「アフィリエイト広告のリスク」

<発表者>
笠井北斗氏(一般社団法人日本アフィリエイト協議会代表理事、クロスワーク株式会社社長)

・概要
アフィリエイト広告に関して出稿主である通販事業者にどんなリスクが想定されるか、どうすればリスクを減らし売上と評価を高めていかれるか、という点について最新事情や事例を交えお話いただきました。

はじめに、広告主、ASP(アフィリエイト・サービス・プロバイダー)、個人ブロガー・ポイントサイトなどアフィリエイトサイト運営者という業界におけるプレイヤーや、それぞれの立ち位置について説明。特にアフィリエイト運営者の中では、アドネットワークやリスティング広告に出稿して集客する手法の「アドアフィリエイト」のトラブルが目立つため、出稿する際には充分な注意が必要としました。

リスクなく売り上げや評判を高めるアフィリエイト広告を運用するには、まずは信頼できるASPを選定。
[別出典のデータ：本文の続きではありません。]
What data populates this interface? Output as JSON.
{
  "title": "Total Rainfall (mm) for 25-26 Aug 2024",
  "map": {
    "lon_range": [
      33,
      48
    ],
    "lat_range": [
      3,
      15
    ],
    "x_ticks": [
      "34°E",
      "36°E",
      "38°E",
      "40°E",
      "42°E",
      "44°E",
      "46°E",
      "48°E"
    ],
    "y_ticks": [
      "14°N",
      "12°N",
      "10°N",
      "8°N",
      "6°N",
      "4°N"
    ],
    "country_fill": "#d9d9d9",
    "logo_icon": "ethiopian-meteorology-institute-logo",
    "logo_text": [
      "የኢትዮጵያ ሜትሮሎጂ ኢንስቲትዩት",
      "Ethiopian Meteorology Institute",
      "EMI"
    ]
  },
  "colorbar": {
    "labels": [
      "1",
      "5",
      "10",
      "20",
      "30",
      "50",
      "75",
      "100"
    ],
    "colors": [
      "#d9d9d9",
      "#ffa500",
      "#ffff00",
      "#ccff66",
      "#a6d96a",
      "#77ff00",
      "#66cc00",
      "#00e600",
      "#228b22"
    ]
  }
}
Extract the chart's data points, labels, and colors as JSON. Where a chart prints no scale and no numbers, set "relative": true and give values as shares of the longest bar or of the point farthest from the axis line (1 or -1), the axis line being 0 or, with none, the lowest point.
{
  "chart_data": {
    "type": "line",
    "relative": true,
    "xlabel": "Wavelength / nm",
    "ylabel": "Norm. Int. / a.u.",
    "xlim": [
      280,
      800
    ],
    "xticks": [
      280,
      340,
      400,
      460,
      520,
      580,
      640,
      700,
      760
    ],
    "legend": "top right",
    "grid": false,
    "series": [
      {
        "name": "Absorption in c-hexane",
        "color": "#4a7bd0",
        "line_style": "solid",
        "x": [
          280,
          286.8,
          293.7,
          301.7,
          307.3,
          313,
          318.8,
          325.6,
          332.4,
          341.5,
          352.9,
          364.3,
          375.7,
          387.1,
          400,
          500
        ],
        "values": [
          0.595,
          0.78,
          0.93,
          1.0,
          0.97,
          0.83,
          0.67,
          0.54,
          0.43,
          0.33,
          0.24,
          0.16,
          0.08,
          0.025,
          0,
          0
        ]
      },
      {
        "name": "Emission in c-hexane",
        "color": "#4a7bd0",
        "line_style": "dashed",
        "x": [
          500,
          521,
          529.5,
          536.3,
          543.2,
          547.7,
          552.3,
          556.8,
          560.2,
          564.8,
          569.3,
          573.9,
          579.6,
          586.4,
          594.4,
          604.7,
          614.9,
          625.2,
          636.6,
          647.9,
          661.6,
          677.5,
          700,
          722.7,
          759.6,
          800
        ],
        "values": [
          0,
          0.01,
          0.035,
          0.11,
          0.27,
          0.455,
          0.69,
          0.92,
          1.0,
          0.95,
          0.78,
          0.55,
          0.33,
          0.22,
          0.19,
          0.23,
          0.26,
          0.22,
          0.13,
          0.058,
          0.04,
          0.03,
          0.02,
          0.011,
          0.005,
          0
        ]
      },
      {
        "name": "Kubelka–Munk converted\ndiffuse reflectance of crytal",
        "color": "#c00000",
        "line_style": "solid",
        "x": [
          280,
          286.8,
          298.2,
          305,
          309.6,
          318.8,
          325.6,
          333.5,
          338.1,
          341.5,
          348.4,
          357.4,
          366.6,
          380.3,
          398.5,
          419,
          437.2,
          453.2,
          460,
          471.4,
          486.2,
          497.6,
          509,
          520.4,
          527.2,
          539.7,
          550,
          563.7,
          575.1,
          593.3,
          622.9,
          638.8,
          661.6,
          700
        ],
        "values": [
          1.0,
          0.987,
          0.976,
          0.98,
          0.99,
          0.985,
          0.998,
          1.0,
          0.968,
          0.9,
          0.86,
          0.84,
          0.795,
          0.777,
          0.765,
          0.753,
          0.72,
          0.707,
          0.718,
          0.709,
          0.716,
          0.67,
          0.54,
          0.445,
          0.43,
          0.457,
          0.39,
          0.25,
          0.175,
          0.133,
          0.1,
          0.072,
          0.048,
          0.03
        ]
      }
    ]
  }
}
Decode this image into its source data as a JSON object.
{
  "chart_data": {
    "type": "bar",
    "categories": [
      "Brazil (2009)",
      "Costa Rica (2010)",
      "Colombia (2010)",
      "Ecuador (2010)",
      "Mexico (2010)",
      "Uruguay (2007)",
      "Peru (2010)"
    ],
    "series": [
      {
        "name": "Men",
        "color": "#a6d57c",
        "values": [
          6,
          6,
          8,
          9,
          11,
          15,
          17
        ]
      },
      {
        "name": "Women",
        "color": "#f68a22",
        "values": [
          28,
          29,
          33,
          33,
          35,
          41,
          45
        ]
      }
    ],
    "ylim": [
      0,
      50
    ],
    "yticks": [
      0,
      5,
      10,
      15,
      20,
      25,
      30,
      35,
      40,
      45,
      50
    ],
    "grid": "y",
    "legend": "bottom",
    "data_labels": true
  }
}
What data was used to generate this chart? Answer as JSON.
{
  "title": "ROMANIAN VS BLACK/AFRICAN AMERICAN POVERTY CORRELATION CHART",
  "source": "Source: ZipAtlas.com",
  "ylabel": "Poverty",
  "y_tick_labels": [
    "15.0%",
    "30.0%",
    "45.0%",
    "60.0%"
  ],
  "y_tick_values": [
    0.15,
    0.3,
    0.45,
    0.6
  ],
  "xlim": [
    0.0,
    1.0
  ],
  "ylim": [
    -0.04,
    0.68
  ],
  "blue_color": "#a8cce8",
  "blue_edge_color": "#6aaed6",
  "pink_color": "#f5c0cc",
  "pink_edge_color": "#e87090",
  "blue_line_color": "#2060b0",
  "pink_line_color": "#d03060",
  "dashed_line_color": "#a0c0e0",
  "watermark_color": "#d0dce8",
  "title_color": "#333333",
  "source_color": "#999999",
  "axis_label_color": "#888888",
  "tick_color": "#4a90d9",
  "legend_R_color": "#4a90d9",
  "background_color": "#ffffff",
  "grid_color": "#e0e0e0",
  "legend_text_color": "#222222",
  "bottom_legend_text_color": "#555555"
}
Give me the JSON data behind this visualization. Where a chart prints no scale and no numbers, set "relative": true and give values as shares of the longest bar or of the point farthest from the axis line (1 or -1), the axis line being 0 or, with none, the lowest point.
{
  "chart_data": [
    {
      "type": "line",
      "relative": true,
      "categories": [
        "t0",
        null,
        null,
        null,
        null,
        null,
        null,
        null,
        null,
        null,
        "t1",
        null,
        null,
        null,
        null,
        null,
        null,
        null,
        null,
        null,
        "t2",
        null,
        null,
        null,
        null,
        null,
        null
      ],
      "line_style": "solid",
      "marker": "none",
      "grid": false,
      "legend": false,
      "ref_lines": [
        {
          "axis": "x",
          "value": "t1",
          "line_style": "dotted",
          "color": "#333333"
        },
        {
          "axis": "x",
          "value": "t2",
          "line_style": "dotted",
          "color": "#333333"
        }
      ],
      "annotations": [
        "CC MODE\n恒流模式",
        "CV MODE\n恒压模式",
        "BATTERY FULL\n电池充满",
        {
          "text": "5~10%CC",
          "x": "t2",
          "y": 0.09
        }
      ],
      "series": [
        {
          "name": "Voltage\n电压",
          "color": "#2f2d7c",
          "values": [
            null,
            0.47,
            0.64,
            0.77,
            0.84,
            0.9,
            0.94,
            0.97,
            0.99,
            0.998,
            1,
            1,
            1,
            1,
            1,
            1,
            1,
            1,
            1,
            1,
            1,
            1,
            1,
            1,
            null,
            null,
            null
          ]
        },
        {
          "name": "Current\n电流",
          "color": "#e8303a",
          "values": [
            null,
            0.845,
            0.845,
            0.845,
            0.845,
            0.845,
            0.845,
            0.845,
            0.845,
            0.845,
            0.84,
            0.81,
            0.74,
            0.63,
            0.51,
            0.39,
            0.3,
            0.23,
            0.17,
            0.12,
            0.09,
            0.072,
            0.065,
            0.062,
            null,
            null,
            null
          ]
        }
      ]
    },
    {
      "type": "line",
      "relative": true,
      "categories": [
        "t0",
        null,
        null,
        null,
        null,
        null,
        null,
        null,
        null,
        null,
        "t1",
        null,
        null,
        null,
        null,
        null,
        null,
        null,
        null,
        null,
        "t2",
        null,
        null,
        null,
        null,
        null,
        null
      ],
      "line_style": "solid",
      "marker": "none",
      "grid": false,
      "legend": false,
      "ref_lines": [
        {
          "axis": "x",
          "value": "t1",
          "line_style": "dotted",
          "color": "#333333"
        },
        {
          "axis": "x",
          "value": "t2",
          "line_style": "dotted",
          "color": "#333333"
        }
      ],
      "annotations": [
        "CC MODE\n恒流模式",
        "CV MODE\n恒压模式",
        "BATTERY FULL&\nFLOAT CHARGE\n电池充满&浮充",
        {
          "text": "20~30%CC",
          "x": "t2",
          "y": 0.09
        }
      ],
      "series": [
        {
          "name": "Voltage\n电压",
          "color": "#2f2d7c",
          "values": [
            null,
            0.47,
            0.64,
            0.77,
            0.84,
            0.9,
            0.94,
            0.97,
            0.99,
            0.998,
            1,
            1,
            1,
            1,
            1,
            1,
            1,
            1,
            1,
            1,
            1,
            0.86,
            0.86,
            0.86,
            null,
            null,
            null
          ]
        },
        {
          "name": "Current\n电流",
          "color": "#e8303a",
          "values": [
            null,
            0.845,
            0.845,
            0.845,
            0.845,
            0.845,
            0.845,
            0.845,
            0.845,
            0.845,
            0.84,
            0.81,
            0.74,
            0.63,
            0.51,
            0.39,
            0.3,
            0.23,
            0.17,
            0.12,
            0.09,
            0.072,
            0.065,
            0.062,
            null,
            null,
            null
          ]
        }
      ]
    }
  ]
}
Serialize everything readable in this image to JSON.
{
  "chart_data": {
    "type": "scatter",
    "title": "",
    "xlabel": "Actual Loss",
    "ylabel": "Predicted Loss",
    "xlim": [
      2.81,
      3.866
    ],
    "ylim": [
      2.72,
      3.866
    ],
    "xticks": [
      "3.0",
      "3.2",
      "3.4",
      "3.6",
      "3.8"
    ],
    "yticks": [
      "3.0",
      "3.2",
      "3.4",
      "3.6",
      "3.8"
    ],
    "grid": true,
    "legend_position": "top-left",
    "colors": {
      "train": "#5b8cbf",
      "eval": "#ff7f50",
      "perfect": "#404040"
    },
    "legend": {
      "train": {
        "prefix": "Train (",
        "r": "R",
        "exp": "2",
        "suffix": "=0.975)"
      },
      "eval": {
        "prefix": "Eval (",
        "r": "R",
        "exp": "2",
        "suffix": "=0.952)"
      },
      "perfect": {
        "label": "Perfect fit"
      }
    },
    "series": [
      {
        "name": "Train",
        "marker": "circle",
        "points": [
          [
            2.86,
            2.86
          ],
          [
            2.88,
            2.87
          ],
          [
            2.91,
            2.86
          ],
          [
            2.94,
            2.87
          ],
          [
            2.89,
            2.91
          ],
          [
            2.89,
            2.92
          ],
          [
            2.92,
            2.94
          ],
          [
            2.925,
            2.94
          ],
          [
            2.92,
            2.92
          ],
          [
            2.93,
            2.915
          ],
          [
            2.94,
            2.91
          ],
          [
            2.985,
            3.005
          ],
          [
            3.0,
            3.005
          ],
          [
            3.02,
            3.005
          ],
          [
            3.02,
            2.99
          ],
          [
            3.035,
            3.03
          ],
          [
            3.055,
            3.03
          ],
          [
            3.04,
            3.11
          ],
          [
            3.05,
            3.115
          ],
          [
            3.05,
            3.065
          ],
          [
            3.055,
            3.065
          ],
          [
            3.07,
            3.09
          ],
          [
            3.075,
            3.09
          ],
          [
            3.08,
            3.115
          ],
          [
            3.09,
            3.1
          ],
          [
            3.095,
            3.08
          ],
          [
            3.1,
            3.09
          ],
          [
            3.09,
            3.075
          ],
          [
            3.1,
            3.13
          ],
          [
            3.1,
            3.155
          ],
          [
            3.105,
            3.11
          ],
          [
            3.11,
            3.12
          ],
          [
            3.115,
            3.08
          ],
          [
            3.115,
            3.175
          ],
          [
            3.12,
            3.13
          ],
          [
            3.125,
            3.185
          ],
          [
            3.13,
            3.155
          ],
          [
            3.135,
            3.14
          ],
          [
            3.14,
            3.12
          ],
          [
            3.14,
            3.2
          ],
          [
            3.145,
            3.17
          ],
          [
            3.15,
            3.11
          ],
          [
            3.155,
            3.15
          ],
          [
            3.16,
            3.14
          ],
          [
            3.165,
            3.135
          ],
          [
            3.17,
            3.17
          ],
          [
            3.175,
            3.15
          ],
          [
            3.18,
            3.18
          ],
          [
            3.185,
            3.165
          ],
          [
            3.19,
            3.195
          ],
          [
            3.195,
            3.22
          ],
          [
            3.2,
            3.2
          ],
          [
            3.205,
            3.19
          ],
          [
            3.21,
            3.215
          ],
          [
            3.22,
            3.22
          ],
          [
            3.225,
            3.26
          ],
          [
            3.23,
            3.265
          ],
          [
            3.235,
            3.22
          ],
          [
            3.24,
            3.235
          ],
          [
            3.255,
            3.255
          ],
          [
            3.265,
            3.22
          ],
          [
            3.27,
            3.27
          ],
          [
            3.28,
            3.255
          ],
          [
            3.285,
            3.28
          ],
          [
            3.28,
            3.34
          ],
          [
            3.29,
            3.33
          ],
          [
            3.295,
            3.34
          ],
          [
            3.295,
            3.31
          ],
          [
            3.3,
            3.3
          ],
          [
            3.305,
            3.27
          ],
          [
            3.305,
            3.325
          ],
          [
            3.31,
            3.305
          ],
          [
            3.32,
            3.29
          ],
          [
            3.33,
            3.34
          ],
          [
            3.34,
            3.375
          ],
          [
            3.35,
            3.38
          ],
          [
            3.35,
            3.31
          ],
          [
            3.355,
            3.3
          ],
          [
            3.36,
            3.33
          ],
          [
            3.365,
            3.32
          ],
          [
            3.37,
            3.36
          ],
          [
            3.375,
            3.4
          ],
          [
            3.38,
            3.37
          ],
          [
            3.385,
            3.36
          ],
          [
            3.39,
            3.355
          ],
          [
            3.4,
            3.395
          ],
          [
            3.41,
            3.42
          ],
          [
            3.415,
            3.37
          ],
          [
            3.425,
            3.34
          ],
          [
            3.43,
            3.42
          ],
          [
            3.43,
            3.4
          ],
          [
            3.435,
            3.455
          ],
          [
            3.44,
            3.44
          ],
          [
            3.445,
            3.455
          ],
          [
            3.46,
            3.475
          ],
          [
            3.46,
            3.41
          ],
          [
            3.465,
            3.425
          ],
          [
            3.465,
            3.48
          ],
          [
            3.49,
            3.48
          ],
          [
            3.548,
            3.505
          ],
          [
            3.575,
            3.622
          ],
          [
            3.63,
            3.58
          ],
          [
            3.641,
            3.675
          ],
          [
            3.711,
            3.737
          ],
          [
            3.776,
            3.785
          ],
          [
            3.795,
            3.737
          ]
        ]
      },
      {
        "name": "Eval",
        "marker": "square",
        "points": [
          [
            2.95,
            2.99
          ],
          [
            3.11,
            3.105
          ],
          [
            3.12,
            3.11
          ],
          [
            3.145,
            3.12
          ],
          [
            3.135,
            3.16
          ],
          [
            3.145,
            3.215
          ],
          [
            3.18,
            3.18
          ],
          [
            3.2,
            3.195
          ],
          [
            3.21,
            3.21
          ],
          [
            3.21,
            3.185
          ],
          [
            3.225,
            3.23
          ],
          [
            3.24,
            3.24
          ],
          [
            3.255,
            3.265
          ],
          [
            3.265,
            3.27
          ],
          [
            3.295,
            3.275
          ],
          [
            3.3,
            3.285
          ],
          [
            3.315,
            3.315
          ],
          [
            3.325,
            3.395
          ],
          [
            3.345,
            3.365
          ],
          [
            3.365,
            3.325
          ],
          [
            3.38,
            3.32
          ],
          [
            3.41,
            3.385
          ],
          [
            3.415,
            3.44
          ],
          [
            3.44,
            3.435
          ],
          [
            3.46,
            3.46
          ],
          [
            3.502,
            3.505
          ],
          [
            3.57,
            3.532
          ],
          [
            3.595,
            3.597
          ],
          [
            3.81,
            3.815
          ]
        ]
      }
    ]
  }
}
さらに、「適正な成果報酬」「広告素材など掲載のために必要な情報の提供」「商品や使用体験会など体験機会の提供」「違法・悪質サイトを排除し優良サイトと提携」などの必要項目を守ることが重要だと語りました。

また、昨年から今年にかけて相次ぐ行政による措置命令や注意喚起といったアフィリエイト関係者への取り締まりに関して、具体的な事例を挙げて指摘。アフィリエイトサイトが違反した場合に広告主が行政からのペナルティ対象になるケースについて法的な面から解説し、景品表示法、特定商取引法、薬事法など各法律でペナルティとなる可能性を示しました。広告主が処分された実例も挙げ、処分のきっかけは「アドアフィリエイト」が発端であることが多いと指摘し、広告主側にも悪質ネット広告の責任があると判断されると警鐘を鳴らしました。

アフィリエイトに関しては広告主側が「広告原稿の用意」「広告掲載の許可」「報酬支払の決定」を行うことができるため、広告主には「問題のある表示を行わない・行わせない権限がある」ことを強調。ASPなどの選択や運用を間違えると、行政処分や逮捕のリスクがあることに注意すべきと指摘しました。

その一方で、広告主はアフィリエイトの運用次第で売上や評価を大きく伸ばすことが可能であり、2021年はアフィリエイト&ネット広告業界の転換期として重要な年になると説明。問題のある運用を行っていた広告主が続々と退場せざるを得なくなっていて、健全な運用を行っている広告主は売上高が上昇していると締めくくりました。